Sony attributes much of its marketing success to the merger of its domestic and international marketing groups shortly after Blake added marketing to his distribution stripes in 2000, overseeing releases from Columbia, TriStar, Sony Classics, Revolution Studios and Screen Gems.

“It became our No. 1 priority,” says Blake of folding the groups under one roof and making each pic’s campaign strategy look the same worldwide.

That means Blake and Van Galder are essentially in the same meetings as George Leon, exec VP, consumer marketing; Dwight Caines, exec VP, worldwide digital marketing strategy; Stefanie Napoli, senior VP of media; Josh Goldstine, prexy of creative advertising; Andre Caraco and Gigi Semone, exec VPs of publicity; and Mark Weinstock, Screen Gems’ exec VP of marketing.

“You’ve always got to have a great team,” Blake says. “We can handle anything Amy (Pascal) throws at us.”

Global thinking

Blake says the move helped the group work together to turn pics like “Da Vinci” into “worldwide events.” The concerted effort also was evident this summer when “Spider-Man 3″ held its premiere in Tokyo before bowing in the U.S.

“The world is getting smaller,” Van Galder says. “We have to coordinate and look at things on a more global perspective.”

Like many studios these days, Sony’s had some outside help.

Leon has been wrangling the marketing muscle of promotional partners for the studio’s tentpoles and smaller pics.

For “Talladega Nights,” Leon worked with NASCAR to bring aboard Sprint Nextel, Wonder Bread, Old Spice and Perrier as partners. “Casino Royale” boasted Sony electronics and Ford vehicles; “Ghost Rider” had tax preparer Jackson Hewitt backing it; Timex backed “Stranger Than Fiction.”

“Our workload has tripled,” Leon says of his job to enlist marketing partners. Where he used to tie in partners on three to five projects a year, he now brokers deals for 12 films annually. “It used to be that this activity was reserved for the tentpole films. Now it’s become so important to fire on all of our plugs. There’s always the right partner for the right project.”

To a point. Blake stresses that while the studio supports such deals, “There’s a line between promotion of a film and overkill.”

Sony’s marketing team still has some issues to work out.
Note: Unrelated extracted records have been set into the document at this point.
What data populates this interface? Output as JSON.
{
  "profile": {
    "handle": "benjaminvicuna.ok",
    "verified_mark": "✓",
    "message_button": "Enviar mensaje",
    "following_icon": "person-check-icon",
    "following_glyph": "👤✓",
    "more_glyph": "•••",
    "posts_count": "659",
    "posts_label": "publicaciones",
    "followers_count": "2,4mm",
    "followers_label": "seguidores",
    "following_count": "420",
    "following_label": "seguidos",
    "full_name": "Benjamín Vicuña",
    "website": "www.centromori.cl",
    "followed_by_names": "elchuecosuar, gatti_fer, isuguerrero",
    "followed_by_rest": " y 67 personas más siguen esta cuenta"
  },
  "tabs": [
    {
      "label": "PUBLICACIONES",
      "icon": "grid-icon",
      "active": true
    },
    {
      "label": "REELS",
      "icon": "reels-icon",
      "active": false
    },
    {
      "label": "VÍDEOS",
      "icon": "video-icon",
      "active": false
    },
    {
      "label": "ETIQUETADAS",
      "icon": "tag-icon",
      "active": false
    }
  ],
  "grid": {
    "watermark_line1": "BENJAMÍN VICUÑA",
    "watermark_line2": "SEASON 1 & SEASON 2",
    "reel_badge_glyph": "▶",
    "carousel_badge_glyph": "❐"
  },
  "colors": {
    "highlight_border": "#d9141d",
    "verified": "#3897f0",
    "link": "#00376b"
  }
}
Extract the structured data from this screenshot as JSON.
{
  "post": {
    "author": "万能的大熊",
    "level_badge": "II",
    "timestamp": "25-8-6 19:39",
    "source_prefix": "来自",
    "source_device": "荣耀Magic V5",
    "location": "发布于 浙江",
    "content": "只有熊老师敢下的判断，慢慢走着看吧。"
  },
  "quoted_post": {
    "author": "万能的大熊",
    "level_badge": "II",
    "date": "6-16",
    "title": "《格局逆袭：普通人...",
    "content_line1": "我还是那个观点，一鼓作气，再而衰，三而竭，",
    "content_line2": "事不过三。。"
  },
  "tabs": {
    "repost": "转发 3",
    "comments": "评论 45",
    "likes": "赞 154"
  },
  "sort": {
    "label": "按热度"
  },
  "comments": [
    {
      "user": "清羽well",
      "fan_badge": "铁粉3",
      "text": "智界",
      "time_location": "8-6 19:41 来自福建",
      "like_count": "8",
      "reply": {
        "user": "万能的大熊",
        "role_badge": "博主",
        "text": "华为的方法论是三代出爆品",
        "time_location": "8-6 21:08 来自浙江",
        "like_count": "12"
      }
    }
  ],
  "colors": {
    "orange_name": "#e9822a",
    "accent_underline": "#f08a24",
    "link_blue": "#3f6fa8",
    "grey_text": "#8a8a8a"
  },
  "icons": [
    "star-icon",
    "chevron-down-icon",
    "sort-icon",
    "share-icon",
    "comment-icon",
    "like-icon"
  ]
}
At the top of the list is how to market its animated films.

“Open Season,” the first to bow out of Sony Pictures Animation in 2006, earned $84 million. But its follow-up, “Surf’s Up,” failed to hang ten with consumers, collecting $58.4 million domestically. The feature cost some $100 million to make.

“Everyone worked hard on it,” says Van Galder, “but it was in a really competitive summer. Everything around it was big. With animated films, you have to get kids in a lather. You have to eventize it. We’re still learning.”

“I think we’re heading in the right direction with animation,” Blake says, adding that “Surf’s Up” got caught in a tough spot.

“The branded product certainly seemed to have an edge.”

Studio also stumbled with dramas “Freedomland,” “Running With Scissors” and Oscar hopeful “All the King’s Men” — pics that didn’t get the critical support they needed to play well.

On a brighter note, Sony’s marketing team is looking forward to next year’s crop of pics, which could essentially be a repeat of 2006. The slate features the same players — another James Bond adventure, Tom Hanks in a second Dan Brown adaptation, Will Ferrell in laffer “Step Brothers,” Adam Sandler in the comedy “You Don’t Mess With the Zohan” and Smith in the superhero pic “Hancock.”

“We know all the players,” Van Galder says. “It’s great because you have a familiarity with the people. There’s a comfort level. Because all of (the past) movies were giant successes, everyone’s enthusiastic to work together again.”

But each film will still provide its challenges, no matter how much the talent helps make them appealing to potential audiences.

“You have one weekend and you’ve got to make a lot of noise really quickly, and you’ve got to get the entire country to leave their houses over the same three-day period to justify the marketing expenses,” Van Galder says. “Marketing a movie is never easy.”